[philiptellis] /bb|[^b]{2}/
Never stop Grokking


Monday, October 07, 2019

Implementing Spearman's Rank Correlation in SQL

In my last post, I showed how to implement Pearson's Correlation as an SQL Window function with window frame support. In this post, I'll follow up with implementing Spearman's Rank correlation co-efficient in SQL.

While Pearson's correlation looks for linear relationships between two vectors (ie, you wouldn't use it for exponential relationships), Spearman's rank correlation looks for monotonicity, or in plain english, do the two values go up & down together?

So here's the really cool part. Spearman's Rank correlation co-efficient is the Pearson's correlation co-efficient of the ranks of the two vectors. We already know how to calculate Pearson's correlation co-efficient, so what we need to do here is first calculate ranks of our vectors.

We can do this using the SQL RANK function, which also works as a window function with window frame support:

RANK() OVER (PARTITION BY <partition cols> ORDER BY x ASC) as R_X,

RANK() OVER (PARTITION BY <partition cols> ORDER BY y ASC) as R_Y,

The two important things to note here are that RANK() does not take a parameter, instead you specify what you want to rank on in the ORDER BY clause, and secondly, make sure both parameters are ordered in the same direction, ASC or DESC.

Now even though the RANK() function supports window frames, you don't want to use them here.
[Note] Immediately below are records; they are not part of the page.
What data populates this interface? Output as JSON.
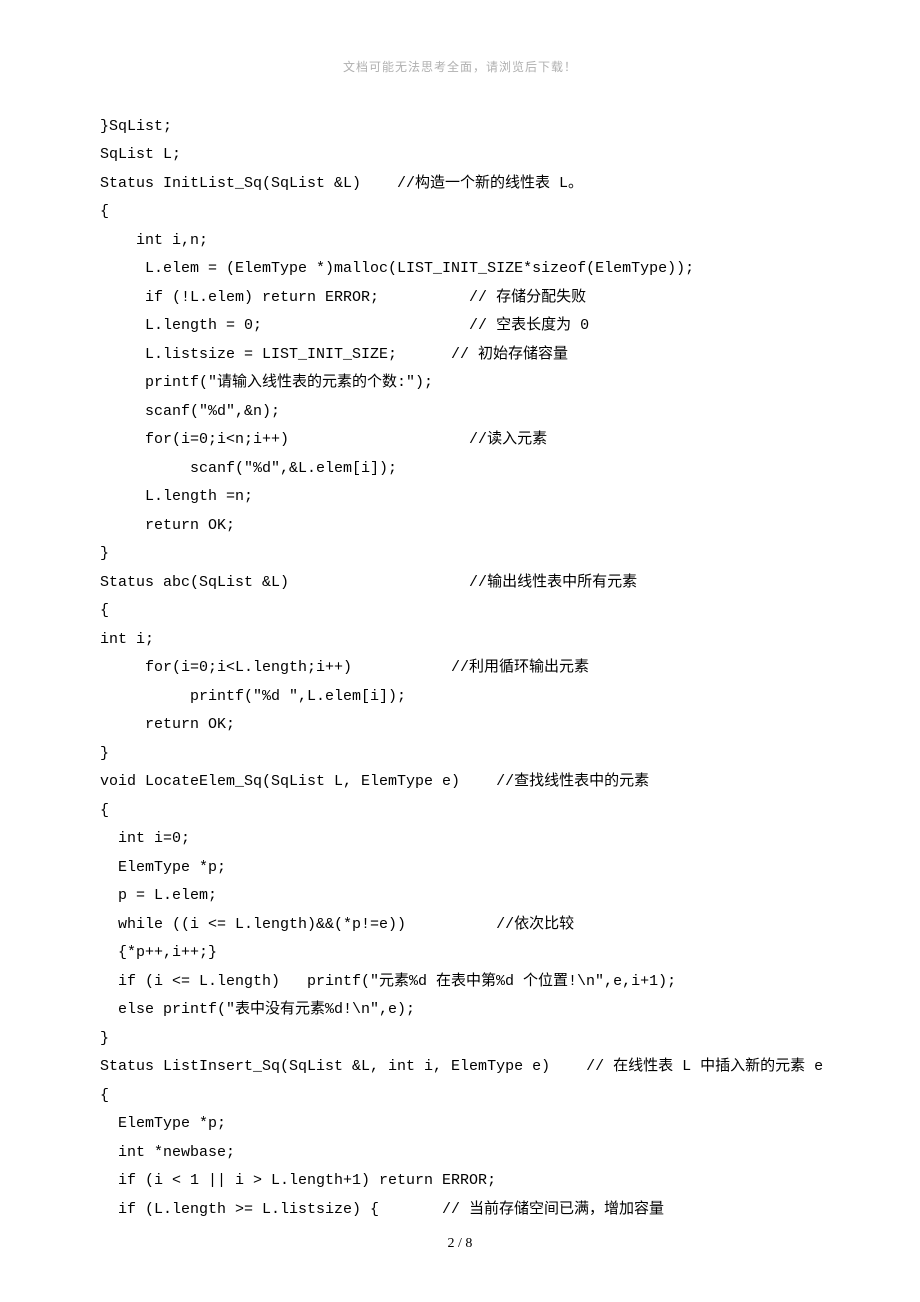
{
  "header": {
    "note": "文档可能无法思考全面，请浏览后下载！"
  },
  "code": {
    "lines": [
      "}SqList;",
      "SqList L;",
      "Status InitList_Sq(SqList &L)    //构造一个新的线性表 L。",
      "{",
      "    int i,n;",
      "     L.elem = (ElemType *)malloc(LIST_INIT_SIZE*sizeof(ElemType));",
      "     if (!L.elem) return ERROR;          // 存储分配失败",
      "     L.length = 0;                       // 空表长度为 0",
      "     L.listsize = LIST_INIT_SIZE;      // 初始存储容量",
      "     printf(\"请输入线性表的元素的个数:\");",
      "     scanf(\"%d\",&n);",
      "     for(i=0;i<n;i++)                    //读入元素",
      "          scanf(\"%d\",&L.elem[i]);",
      "     L.length =n;",
      "     return OK;",
      "}",
      "Status abc(SqList &L)                    //输出线性表中所有元素",
      "{",
      "int i;",
      "     for(i=0;i<L.length;i++)           //利用循环输出元素",
      "          printf(\"%d \",L.elem[i]);",
      "     return OK;",
      "}",
      "void LocateElem_Sq(SqList L, ElemType e)    //查找线性表中的元素",
      "{",
      "  int i=0;",
      "  ElemType *p;",
      "  p = L.elem;",
      "  while ((i <= L.length)&&(*p!=e))          //依次比较",
      "  {*p++,i++;}",
      "  if (i <= L.length)   printf(\"元素%d 在表中第%d 个位置!\\n\",e,i+1);",
      "  else printf(\"表中没有元素%d!\\n\",e);",
      "}",
      "Status ListInsert_Sq(SqList &L, int i, ElemType e)    // 在线性表 L 中插入新的元素 e",
      "{",
      "  ElemType *p;",
      "  int *newbase;",
      "  if (i < 1 || i > L.length+1) return ERROR;",
      "  if (L.length >= L.listsize) {       // 当前存储空间已满，增加容量"
    ]
  },
  "footer": {
    "page": "2 / 8"
  }
}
This is so because if you're using sliding windows, each row will have a different rank depending on the window, and we won't be able to correlate an outer window.
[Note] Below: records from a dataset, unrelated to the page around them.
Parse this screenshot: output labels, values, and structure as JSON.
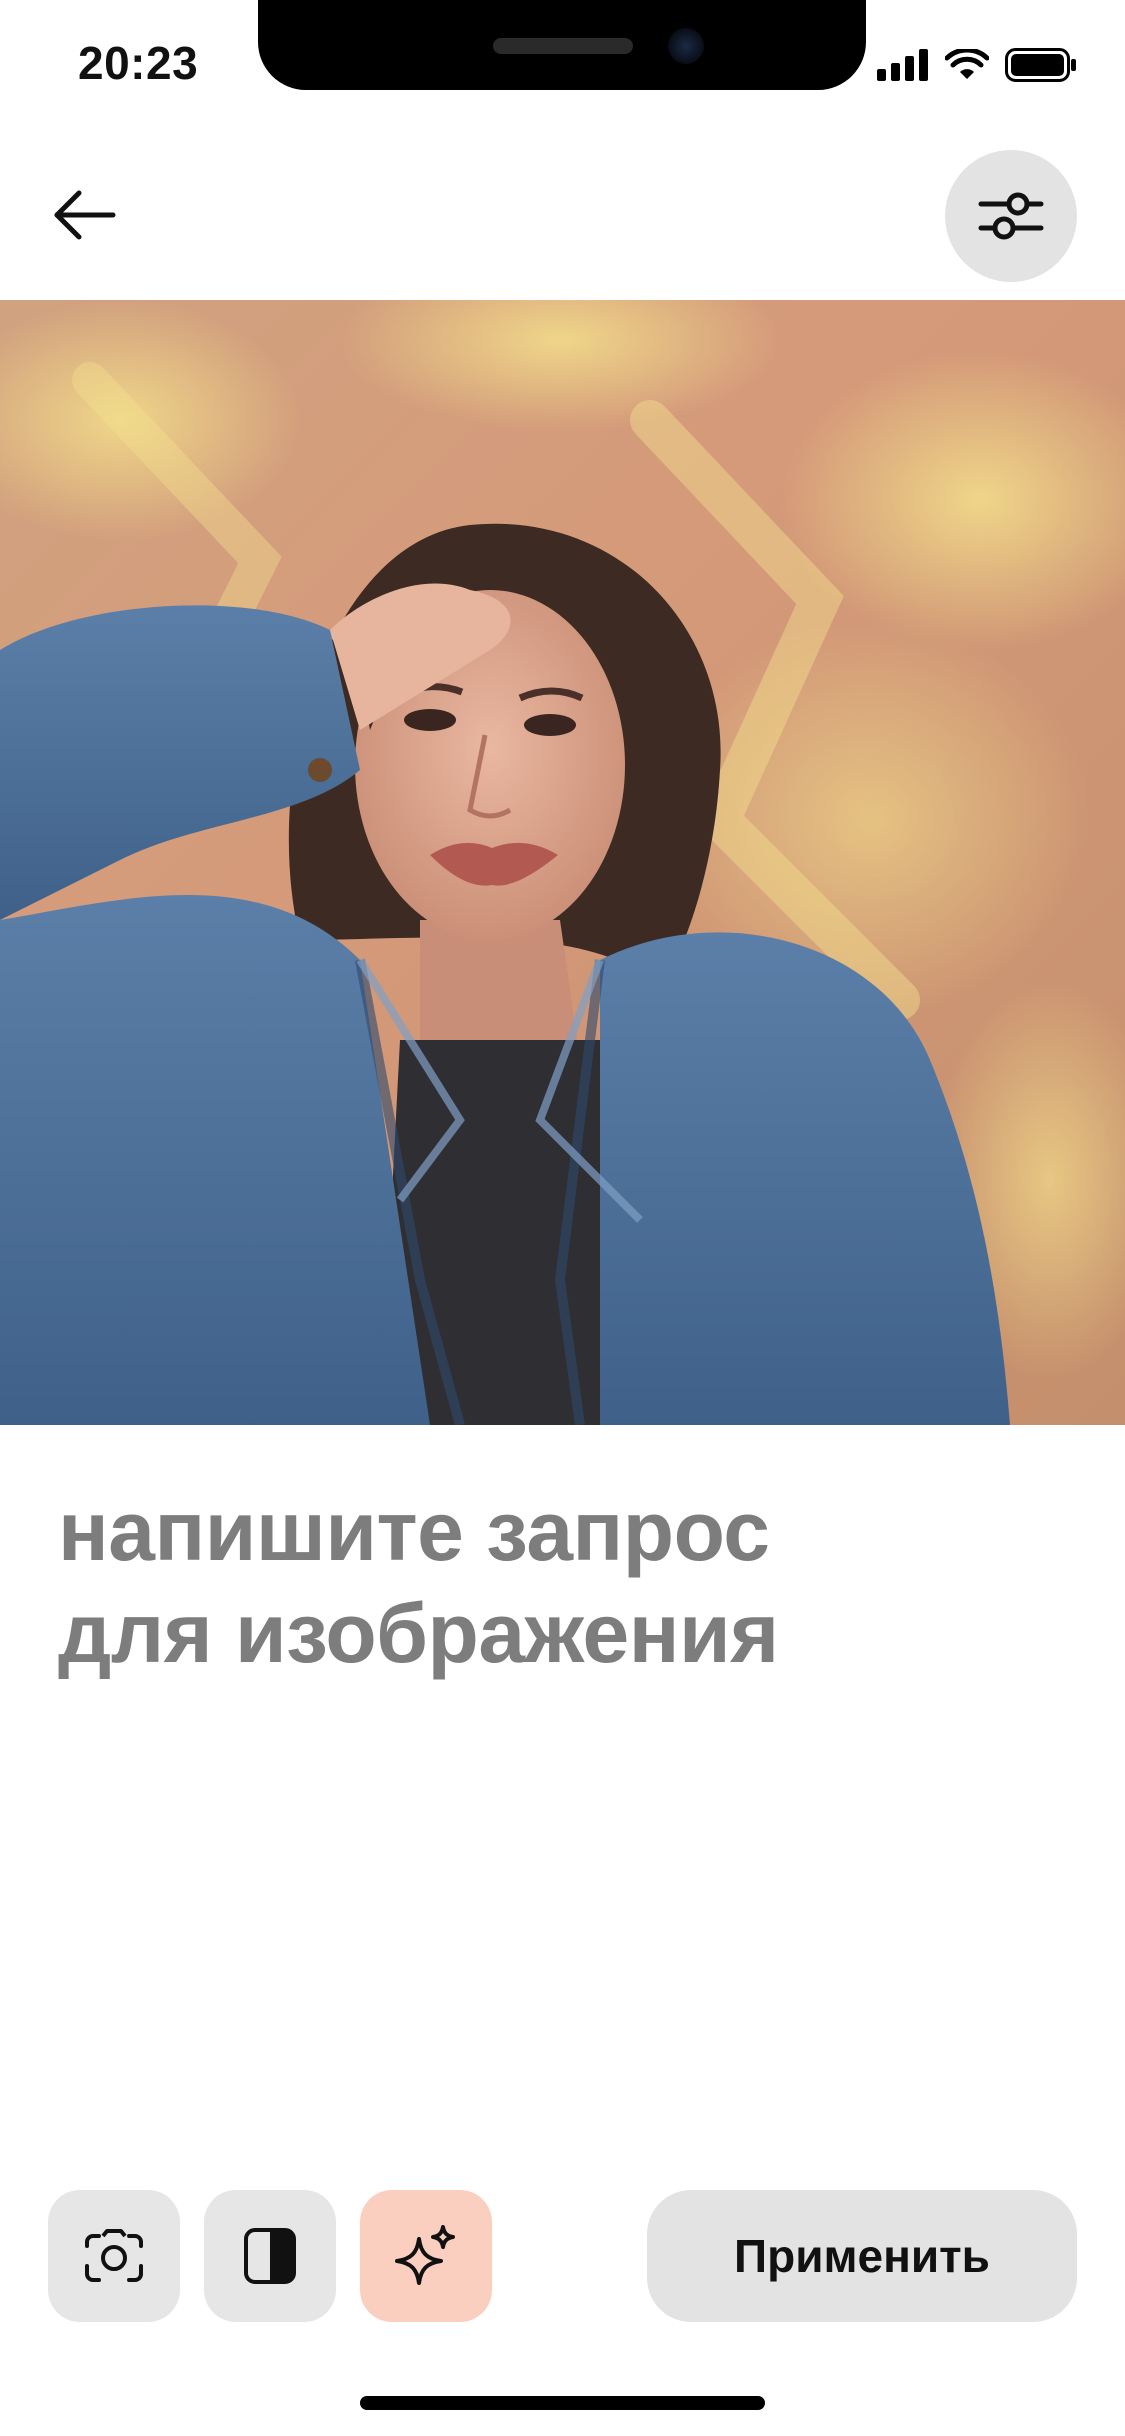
{
  "status_bar": {
    "time": "20:23",
    "icons": [
      "cellular-signal-icon",
      "wifi-icon",
      "battery-icon"
    ]
  },
  "header": {
    "back_icon": "arrow-left-icon",
    "settings_icon": "sliders-icon"
  },
  "photo": {
    "subject": "portrait-photo"
  },
  "prompt": {
    "placeholder_line1": "напишите запрос",
    "placeholder_line2": "для изображения"
  },
  "toolbar": {
    "buttons": [
      {
        "icon": "camera-icon"
      },
      {
        "icon": "split-layout-icon"
      },
      {
        "icon": "sparkle-icon",
        "active": true,
        "color": "#fbcfc0"
      }
    ],
    "apply_label": "Применить"
  },
  "colors": {
    "prompt_text": "#7d7d7d",
    "button_bg": "#e3e3e3",
    "accent_bg": "#fbcfc0"
  }
}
Once we have the ranks in an inner query, we can run either the standard CORR function, or the windowed CORR that we developed in the previous post on these derived columns instead:

SELECT CORR(R_X, R_Y) FROM (
    SELECT
        RANK() OVER (PARTITION BY <partition cols> ORDER BY x ASC) as R_X,

        RANK() OVER (PARTITION BY <partition cols> ORDER BY y ASC) as R_Y
      FROM ...
)

If implementing this as a window function, then use R_X and R_Y as the inputs to the SUM() functions with an additional nested query.
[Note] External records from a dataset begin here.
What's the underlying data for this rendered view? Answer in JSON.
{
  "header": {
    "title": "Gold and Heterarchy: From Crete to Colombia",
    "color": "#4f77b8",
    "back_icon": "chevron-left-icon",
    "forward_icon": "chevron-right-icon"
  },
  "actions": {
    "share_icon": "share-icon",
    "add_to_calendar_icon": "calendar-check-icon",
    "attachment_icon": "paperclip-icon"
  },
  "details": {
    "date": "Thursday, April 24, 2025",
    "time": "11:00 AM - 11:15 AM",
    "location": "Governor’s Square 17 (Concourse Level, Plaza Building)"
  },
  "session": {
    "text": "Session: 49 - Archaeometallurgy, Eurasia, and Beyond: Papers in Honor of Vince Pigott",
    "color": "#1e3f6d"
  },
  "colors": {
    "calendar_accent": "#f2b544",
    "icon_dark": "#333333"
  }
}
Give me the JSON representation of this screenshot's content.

I hope this was helpful, leave a comment or tweet @bluesmoon if you'd like to chat.

Wednesday, October 02, 2019

Implementing Pearson's CORR as a database window function

I recently needed to find the Pearson's Correlation Coefficient between two columns in a Snowflake database. Now Snowflake and PostgreSQL both support a CORR aggregate function that correlates along a GROUP BY. Snowflake additionally supports CORR as a window function, but only for use with PARTITION BY. It does not support window frames. Other databases like MySQL do not have a CORR function at all. See SQL in a nutshell for more information on database support.

If you want to know about window functions, Julia Evans (@b0rk) has a great SQL tip on them.

In my case, I needed to find the Pearson's coefficient along a sliding window of rows. ie, for a list of N rows, I needed N-k coefficients, one for each sliding window of size k. As far as I could tell, only Oracle supports this functionality, and I wasn't that desperate, so I set about figuring out how to implement it myself.

Fortunately, Pearson's correlation coefficient is calculated using a very simple algebraic function. The full details are on the Wikipedia page linked above, but it's helpful to break it down into manageable pieces.

At a high level, the coefficient ρ (the greek letter rho) is defined as the covariance of the vectors divided by the product of standard deviation of the two vectors, or mathematically:

ρ(x,y) = cov(x, y) / (σ(x) * σ(y))

In SQL, this would be

COVAR_POP(y, x) / (STDDEV_POP(x) * STDDEV_POP(y))

This simplifies things a bit since STDDEV_POP does support window frames, but COVAR_POP does not. That reduces our problem to implementing COVAR_POP as a window function.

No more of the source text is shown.